A family of morphisms with the same target inducing an isomorphism from the coproduct to the target is an EffectiveEpiFamily.

instance CategoryTheory.instEffectiveEpiFamilyOfIsIsoDesc {C : Type u_1} [Category.{u_3, u_1} C] {B : C} {α : Type u_2} (X : α → C) (π : (a : α) → X a ⟶ B) [Limits.HasCoproduct X] [IsIso (Limits.Sigma.desc π)] : EffectiveEpiFamily X π

noncomputable def CategoryTheory.effectiveEpiStructOfIsIso {C : Type u_1} [Category.{u_2, u_1} C] {X Y : C} (f : X ⟶ Y) [IsIso f] : EffectiveEpiStruct f

Any isomorphism is an effective epi.

instance CategoryTheory.instEffectiveEpiOfIsIso {C : Type u_1} [Category.{u_2, u_1} C] {X Y : C} (f : X ⟶ Y) [IsIso f] : EffectiveEpi f

def CategoryTheory.EffectiveEpiFamilyStruct.reindex {C : Type u_1} [Category.{u_4, u_1} C] {B : C} {α : Type u_2} {α' : Type u_3} (X : α → C) (π : (a : α) → X a ⟶ B) (e : α' ≃ α) (P : EffectiveEpiFamilyStruct (fun (a : α') => X (e a)) fun (a : α') => π (e a)) : EffectiveEpiFamilyStruct X π

Reindex the indexing type of an effective epi family struct.
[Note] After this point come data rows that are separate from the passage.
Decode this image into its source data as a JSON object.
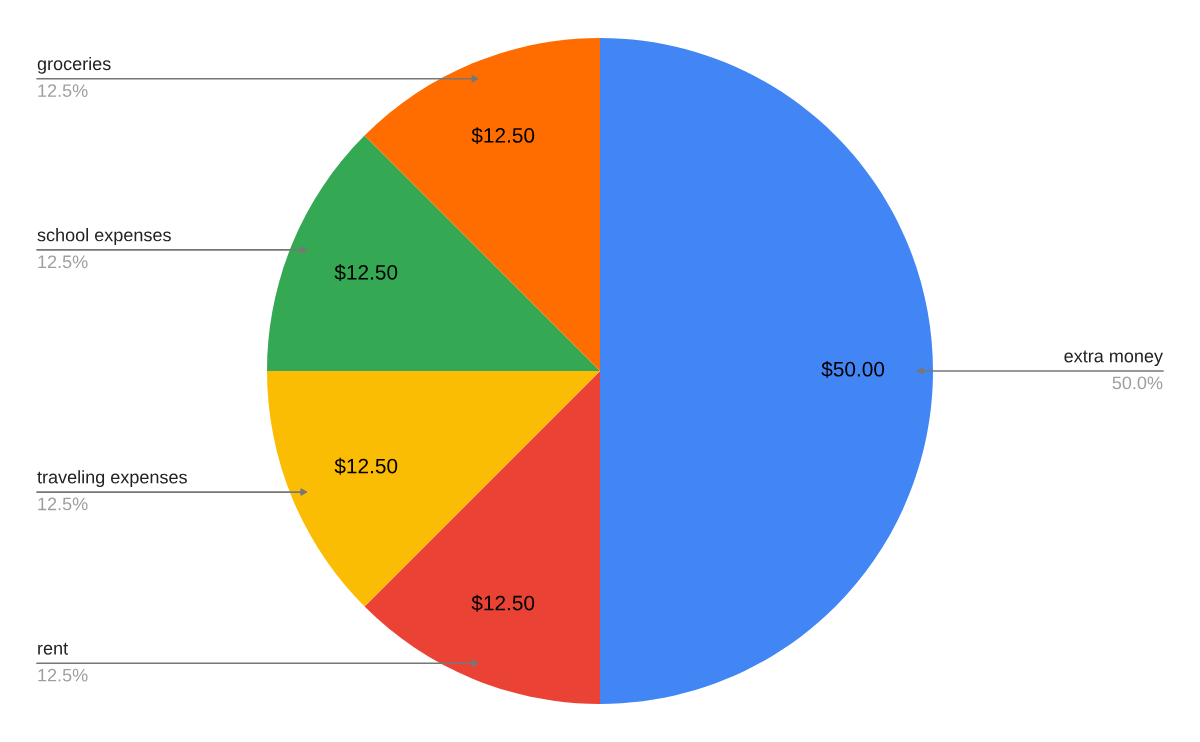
{
  "chart_data": {
    "type": "pie",
    "categories": [
      "extra money",
      "rent",
      "traveling expenses",
      "school expenses",
      "groceries"
    ],
    "values": [
      50,
      12.5,
      12.5,
      12.5,
      12.5
    ],
    "colors": [
      "#4285f4",
      "#ea4335",
      "#fbbc04",
      "#34a853",
      "#ff6d01"
    ],
    "value_labels": [
      "$50.00",
      "$12.50",
      "$12.50",
      "$12.50",
      "$12.50"
    ],
    "annotations": [
      {
        "text": "50.0%",
        "x": "extra money"
      },
      {
        "text": "12.5%",
        "x": "rent"
      },
      {
        "text": "12.5%",
        "x": "traveling expenses"
      },
      {
        "text": "12.5%",
        "x": "school expenses"
      },
      {
        "text": "12.5%",
        "x": "groceries"
      }
    ],
    "legend": false
  }
}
theorem CategoryTheory.EffectiveEpiFamily.reindex {C : Type u_1} [Category.{u_4, u_1} C] {B : C} {α : Type u_2} {α' : Type u_3} (X : α → C) (π : (a : α) → X a ⟶ B) (e : α' ≃ α) (h : EffectiveEpiFamily (fun (a : α') => X (e a)) fun (a : α') => π (e a)) : EffectiveEpiFamily X π

Reindex the indexing type of an effective epi family.